17. A binary explanatory variable

One of the most common questions is “What’s the difference?” We often want to know:

NOTE: We usually want to know cause (e.g., “Will a vaccine help or hurt?”), but we’re often stuck with associations (e.g., “What’s the difference between vaccinated and unvaccinated people?”). Causal claims require careful experiments or other formal approaches to causal inference.

The t-distribution

We can use the t-distribution to evaluate the null hypothesis that two samples come from the same statistical population.

  • Paired comparisons: When data are naturally paired, we can use a one-sample t-test on the differences between members of each pair. This design provide us great statistical power to reject false null hypotheses because pairs “soak up” variability unrelated to treatment. This gives us more sensitivity to detect real effects.

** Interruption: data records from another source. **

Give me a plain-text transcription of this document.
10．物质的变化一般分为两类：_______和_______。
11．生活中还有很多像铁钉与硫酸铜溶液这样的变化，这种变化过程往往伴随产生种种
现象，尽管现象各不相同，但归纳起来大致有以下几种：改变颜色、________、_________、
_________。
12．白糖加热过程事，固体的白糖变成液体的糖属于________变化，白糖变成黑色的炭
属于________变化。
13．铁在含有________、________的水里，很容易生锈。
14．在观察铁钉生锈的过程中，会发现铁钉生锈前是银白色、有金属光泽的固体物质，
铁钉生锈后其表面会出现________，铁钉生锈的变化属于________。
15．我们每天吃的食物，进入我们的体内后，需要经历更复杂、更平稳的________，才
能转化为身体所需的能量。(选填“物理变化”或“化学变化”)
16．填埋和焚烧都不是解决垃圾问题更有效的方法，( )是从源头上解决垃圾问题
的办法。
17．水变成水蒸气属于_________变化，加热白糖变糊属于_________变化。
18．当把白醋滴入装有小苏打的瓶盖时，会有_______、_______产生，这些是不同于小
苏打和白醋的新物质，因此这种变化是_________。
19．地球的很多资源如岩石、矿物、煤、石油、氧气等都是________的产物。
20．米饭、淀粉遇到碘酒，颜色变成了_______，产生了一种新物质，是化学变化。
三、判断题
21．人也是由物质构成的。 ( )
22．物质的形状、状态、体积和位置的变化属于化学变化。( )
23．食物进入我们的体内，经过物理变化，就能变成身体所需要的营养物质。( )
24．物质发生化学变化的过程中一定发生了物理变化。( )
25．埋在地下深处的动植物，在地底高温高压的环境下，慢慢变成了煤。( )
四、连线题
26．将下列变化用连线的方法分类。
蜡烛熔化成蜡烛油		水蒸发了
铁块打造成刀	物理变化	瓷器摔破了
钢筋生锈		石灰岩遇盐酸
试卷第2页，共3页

  • Unpaired comparisons: In many cases, natural pairing is impractical or impossible. For example, there is no natural “pairing” in comparisons between pink and white parviflora RILs. In these situations, we test whether the means of two independent samples differ.

Our Path

We will return to our Clarkia RILs and compare pollinator visitation on to pink and white flowered RILs at site Sawmill Road. We might think that pink flowers attract more pollinator visits than white flowers (our scientific hypothesis). Recasting this idea as a (two-tailed) statistical hypotheses:

  • Null hypothesis: The mean number of pollinators visits to pink and white flowered parviflora RILs are the same.
  • Alternative hypothesis: The mean number of pollinators visits to pink and white flowered parviflora RILs differ.